Inspiring Older Readers

posted on 24 Dec 2017

Slouching Towards Bethlehem by Joan Didion

I’ve never really been able to get on with Joan Didion’s fiction (an early novel is reviewed here on Letterpress) but I’ve read her acclaimed non-fiction and journalism on and off for forty years. Her seminal collection of essays, Slouching Towards Bethlehem, come from a time when many turned to Didion to understand what the US zeitgeist had to tell us, and in what direction the prevailing winds of change would eventually drive the rest of the world.
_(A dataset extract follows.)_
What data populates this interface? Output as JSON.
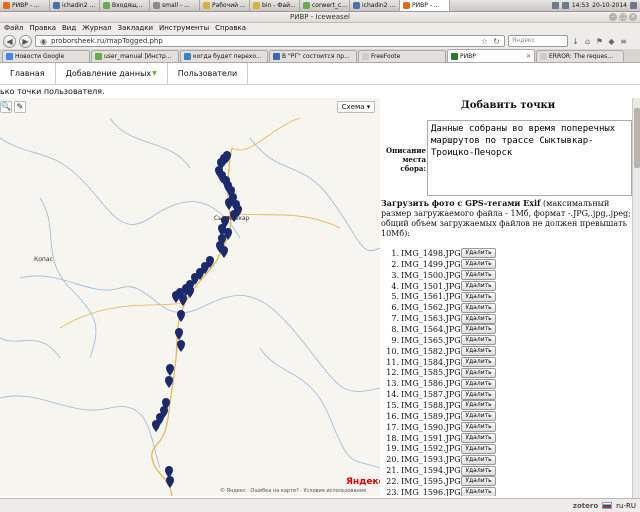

Revisiting these impeccably crafted essays now is an odd experience – nostalgic and bitter-sweet, but also sometimes a little exasperating too, because for Didion plumbing the social and cultural depths of the US was always in part about gauging her own psychic temperature, and the decay and entropy she saw around her always to some degree a product of her own existential angst. To her detractors, this was why her anguished mandarin style was gorgeous but ultimately lacking in substance; to her supporters these were precisely the qualities that gave her vision power and grace and illuminated her work.

She went on of course to write much longer-form pieces on contemporary politics, US foreign policy and more recently the highly acclaimed books about the death of her husband (screenwriter John Gregory Dunne) and also of their adopted daughter, Quintana. But the pieces in Slouching Towards Bethlehem remain quintessential Didion, essential to anyone who wants to tune into her particular style and outlook and understand what she is doing and why.

First of all it must be said that all of the essays here contain marvellous writing; but while the prose is timeless, the subjects themselves have not always worn well.

For example, the title piece, which is about the hundreds of thousands of itinerant teenagers flooding into San Francisco’s Haight Ashbury to join the hippie movement in the late-60s, now seems in many ways both the most dated and the least interesting. (It is certainly amongst the most depressing pieces in the book. Anyone who remembers having to listen to the glib, vacuous superior banalities that were common currency of hippie parlance in the late-60s and into the 70s will read this with a sinking heart.) But it is also, I think a widely misunderstood piece. Many seem to think that what Didion was carving out as her distinctive territory was the analysis of California’s subcultures, but I think this is only partly true. What she was really interested in was social decay and moral bankruptcy: she was looking at what she believed were the faultlines in society, the lineaments of an impending collapse.

This is clearer, I think, in the first piece in the book, ‘Some Dreamers of the Golden Dream’, about the conviction for first degree murder of Lucille Marie Maxwell Miller, whose husband burned to death in the couple’s Volkswagen on a lonely road in the San Bernardino valley at around midnight on the 7th October 1964.

It is in this piece that Didion’s crafty and carefully constructed methods work most brilliantly. Greedy, empty, spiritually dead lives playing out under the hot scouring winds on the edge of the California desert; the endless strip developments and housing lots dividing and subdividing as unstoppably as cancer cells. Even the landscape is unnatural – the foliage of the lemon groves too lush, ‘unsettlingly glossy’; the fallen eucalyptus bark, white and dusty, is a ‘place for snakes to breed’; the very stones look like the ‘rubble of some unmentioned upheaval’. One eventually realises that everything in this piece has been carefully chosen and finely tuned; the prose wound as tightly as piano strings and exerting a similar extraordinary pressure; the vast Californian emptinesses are paradoxically claustrophobic. In her earlier work, Didion I now realise – I certainly didn’t at the time – is a Symbolist of Western decadence and collapse and it is this vision rather than any real idea of outlaw subcultures that drives her work.

And yet for all this, there is some truth in what her critics say. Her first subject was always herself and unlike, say, Susan Sontag, it was not Didion’s tastes or aesthetic judgements or even personal philosophy that were elevated and refined, it was her sensibility, her mood. Consequently, mood is especially important to Didion’s work – and to the reader. Read her in the wrong mood and the illusion, I find, evaporates. But read her in the right mood and there really is no one who writes quite like her, no one whose despatches from the edge of the twentieth century have such a deeply personal signature, such a steely, sometimes affectless gaze. They required of her a kind of personal martyrdom and I think it is for this reason that long after the original subject matter of the earliest pieces has lost its urgency she remains an irresistible and compelling voice.